Ratcliff’s report expects a combination of job losses in construction and real estate finance to hit home during the rest of this year and in early 2008, pulling down overall payroll job growth in the state to less than 1 percent for the next five quarters. The report also expects a rise in unemployment to 5.5 percent.

Ratcliff states that there are some mixed signals for real estate in California, such as a decline in median sales price of about 10 percent in some counties over the past year, “but some counties have actually seen appreciation accelerate in the last six months, and median sales prices for larger geographies are universally higher.”

The median sales price in the state hit an all-time high of $484,000 in April, he noted, while a home-price gauge by a government agency fell for two consecutive quarters.

Homes that have moved all the way through a foreclosure process “are rapidly approaching highs not seen since the 1990s, and several counties have surpassed their previous highs.” But despite surging foreclosure sales, “resale prices have been largely unfazed,” the report states.

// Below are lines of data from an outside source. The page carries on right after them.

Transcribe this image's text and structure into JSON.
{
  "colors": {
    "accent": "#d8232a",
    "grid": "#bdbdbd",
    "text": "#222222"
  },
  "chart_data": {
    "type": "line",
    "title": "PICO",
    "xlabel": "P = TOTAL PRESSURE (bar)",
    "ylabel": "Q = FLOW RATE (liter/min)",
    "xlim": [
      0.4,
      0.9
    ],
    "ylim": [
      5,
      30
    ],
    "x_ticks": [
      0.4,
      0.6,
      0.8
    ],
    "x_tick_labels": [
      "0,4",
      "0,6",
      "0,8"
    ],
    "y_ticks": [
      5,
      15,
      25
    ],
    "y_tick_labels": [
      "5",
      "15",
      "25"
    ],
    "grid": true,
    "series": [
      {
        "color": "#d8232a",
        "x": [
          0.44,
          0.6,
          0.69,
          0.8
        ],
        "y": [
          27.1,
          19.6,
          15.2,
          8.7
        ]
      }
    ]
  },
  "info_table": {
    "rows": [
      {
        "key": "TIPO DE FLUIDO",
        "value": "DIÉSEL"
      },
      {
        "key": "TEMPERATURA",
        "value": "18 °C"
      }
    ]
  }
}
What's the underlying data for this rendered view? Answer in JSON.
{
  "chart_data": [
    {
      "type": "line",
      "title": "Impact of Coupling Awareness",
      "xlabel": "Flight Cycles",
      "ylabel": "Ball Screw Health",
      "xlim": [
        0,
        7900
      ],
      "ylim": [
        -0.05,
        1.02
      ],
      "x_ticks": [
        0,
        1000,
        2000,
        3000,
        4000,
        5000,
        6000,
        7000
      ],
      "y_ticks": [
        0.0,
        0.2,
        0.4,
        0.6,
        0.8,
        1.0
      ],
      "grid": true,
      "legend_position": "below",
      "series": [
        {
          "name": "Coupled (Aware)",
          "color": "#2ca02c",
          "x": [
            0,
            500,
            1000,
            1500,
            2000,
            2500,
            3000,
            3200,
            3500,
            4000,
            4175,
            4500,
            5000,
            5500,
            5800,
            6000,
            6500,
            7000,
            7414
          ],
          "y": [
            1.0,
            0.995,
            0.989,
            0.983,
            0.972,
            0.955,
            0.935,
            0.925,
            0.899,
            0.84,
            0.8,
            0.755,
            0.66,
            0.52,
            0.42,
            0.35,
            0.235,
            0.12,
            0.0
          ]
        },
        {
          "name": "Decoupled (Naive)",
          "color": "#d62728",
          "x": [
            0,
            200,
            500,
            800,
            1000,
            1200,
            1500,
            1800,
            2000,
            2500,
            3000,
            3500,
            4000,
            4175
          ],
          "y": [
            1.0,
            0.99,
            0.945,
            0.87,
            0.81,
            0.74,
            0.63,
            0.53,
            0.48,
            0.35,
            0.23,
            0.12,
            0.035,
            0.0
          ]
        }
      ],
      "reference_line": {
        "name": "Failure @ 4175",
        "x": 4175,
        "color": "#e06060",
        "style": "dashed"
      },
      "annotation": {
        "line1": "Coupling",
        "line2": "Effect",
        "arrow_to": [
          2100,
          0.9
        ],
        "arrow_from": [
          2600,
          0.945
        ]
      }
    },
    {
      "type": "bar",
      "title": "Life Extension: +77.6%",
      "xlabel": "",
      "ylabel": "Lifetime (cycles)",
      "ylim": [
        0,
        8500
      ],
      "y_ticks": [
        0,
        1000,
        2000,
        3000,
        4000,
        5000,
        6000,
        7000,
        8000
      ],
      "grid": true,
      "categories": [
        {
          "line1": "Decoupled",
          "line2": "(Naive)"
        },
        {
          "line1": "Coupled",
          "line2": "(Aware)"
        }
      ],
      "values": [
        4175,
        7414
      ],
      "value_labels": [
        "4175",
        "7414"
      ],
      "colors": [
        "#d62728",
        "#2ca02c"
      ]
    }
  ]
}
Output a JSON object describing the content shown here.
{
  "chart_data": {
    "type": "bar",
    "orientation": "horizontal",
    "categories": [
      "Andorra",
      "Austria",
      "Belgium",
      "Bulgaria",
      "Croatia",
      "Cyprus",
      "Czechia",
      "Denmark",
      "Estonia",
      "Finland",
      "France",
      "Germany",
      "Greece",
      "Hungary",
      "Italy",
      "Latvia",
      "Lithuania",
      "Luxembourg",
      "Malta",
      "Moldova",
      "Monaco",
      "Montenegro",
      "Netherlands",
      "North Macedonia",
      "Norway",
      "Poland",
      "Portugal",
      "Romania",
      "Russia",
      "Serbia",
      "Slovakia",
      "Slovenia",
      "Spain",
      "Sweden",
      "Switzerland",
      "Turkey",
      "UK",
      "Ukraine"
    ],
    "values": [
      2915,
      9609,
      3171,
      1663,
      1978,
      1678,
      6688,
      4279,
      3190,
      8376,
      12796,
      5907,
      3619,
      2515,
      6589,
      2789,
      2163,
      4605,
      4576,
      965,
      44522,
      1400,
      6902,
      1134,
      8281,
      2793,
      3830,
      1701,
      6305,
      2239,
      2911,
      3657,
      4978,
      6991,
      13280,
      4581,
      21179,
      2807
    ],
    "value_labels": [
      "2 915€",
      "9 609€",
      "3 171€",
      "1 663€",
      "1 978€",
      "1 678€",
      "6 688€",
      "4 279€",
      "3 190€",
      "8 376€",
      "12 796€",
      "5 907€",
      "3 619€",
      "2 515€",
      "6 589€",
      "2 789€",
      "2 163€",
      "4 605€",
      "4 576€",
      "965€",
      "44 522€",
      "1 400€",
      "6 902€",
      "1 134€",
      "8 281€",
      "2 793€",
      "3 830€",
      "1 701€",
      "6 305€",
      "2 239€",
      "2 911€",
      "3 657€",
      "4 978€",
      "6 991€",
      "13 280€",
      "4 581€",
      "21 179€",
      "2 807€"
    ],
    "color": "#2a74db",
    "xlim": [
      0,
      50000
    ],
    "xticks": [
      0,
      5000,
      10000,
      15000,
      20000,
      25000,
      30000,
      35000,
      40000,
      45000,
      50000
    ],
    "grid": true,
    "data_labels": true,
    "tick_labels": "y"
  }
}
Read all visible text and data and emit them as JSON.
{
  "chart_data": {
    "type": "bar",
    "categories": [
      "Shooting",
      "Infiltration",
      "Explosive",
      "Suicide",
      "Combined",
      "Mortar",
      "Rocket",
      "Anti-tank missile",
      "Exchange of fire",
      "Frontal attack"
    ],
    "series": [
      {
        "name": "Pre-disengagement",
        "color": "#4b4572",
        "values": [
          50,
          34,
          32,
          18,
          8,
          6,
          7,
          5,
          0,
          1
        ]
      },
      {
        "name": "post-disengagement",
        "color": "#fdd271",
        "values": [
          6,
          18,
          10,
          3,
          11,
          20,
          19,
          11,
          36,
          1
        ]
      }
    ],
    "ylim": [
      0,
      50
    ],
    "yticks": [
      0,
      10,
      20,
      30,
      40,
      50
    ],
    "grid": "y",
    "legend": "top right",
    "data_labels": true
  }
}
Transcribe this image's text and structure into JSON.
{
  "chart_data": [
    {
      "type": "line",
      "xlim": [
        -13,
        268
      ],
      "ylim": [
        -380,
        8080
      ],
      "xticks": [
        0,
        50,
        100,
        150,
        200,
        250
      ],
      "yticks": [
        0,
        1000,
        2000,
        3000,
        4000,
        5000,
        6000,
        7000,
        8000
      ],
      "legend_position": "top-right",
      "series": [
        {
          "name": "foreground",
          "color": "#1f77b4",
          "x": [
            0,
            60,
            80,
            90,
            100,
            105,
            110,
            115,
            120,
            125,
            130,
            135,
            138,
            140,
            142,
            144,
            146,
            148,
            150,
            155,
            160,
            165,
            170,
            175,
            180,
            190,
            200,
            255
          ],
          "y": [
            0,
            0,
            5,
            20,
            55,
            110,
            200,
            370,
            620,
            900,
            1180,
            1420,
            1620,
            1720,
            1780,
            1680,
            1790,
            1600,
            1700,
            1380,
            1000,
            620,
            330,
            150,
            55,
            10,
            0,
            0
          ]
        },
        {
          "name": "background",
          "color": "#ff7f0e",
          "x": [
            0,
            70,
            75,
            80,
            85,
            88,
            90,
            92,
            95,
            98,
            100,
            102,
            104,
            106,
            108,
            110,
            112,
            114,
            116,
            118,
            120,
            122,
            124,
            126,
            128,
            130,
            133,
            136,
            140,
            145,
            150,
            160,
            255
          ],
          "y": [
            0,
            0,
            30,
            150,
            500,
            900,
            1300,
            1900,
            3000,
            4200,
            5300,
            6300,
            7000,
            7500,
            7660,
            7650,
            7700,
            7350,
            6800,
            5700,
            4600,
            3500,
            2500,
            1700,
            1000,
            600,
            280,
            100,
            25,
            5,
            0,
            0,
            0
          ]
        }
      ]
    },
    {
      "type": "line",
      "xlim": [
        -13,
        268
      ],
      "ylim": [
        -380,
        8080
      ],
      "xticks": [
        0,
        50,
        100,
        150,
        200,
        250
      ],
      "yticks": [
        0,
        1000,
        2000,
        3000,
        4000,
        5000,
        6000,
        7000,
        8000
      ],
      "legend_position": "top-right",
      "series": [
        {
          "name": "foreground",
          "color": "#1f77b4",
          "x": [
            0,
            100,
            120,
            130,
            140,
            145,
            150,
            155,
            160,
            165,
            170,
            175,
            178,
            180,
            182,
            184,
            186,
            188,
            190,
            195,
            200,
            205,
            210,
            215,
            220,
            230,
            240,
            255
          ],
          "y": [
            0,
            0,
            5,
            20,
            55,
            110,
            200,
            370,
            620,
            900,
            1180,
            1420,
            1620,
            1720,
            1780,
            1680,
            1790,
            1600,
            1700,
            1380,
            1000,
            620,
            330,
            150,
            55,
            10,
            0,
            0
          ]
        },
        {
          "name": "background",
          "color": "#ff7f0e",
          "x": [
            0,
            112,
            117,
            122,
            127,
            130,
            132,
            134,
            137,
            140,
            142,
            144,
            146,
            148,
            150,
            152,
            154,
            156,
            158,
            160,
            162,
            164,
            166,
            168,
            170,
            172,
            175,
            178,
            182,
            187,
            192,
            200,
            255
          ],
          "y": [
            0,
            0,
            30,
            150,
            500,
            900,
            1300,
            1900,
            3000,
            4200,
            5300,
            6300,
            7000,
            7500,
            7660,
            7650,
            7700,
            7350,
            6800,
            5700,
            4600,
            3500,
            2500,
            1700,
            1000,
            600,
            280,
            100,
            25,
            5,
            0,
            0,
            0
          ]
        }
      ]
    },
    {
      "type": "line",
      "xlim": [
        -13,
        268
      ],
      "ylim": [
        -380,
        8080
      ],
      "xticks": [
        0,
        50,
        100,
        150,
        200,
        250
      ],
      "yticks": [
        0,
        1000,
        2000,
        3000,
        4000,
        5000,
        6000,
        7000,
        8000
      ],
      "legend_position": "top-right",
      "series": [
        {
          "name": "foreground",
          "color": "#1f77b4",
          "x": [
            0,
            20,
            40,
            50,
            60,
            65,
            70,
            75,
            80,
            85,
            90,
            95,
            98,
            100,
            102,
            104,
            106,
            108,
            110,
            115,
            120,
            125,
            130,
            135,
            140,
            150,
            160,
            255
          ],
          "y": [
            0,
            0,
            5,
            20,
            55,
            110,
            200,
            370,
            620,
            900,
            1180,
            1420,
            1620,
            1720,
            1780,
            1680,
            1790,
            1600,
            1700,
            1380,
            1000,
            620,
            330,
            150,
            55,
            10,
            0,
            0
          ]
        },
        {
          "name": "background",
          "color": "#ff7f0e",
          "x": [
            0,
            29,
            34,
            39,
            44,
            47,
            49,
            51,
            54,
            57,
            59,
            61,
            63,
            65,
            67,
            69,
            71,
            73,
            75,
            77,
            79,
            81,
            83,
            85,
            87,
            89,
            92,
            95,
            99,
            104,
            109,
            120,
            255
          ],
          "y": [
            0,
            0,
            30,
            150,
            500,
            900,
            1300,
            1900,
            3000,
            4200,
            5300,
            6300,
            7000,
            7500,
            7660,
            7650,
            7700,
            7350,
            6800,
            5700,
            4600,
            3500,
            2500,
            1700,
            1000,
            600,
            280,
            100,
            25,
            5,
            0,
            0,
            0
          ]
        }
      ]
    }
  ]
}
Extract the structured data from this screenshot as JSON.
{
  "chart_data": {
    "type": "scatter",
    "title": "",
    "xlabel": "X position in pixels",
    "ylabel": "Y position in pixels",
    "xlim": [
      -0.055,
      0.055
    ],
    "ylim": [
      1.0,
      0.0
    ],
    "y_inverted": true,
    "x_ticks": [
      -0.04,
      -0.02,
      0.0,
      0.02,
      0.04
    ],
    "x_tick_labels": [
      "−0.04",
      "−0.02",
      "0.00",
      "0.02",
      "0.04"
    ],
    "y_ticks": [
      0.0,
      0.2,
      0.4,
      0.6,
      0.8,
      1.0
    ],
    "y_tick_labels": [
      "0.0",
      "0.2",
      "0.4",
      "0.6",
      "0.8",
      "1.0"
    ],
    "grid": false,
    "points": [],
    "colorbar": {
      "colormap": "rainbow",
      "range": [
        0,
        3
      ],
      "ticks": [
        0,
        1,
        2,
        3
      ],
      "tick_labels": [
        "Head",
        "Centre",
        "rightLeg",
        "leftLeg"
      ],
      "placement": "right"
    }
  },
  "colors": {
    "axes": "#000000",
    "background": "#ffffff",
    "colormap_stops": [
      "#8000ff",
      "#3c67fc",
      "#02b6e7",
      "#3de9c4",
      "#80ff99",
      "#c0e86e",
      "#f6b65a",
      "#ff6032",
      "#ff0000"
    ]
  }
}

Ratcliff expects that, based on the lengthy pipeline of mortgage resets, the state’s housing market may not return to normal until mid-2009. And that return to normalcy could come as soon as mid-2008, based on historical building-cycle data, he states.

“Unfortunately, both of these perspectives argue that things in the housing market will get worse before they get better. While we don’t see any calamitous implosion of home prices in the near future, this patter of flat to slight falling prices and weak sales volumes will be the norm for some time to come.”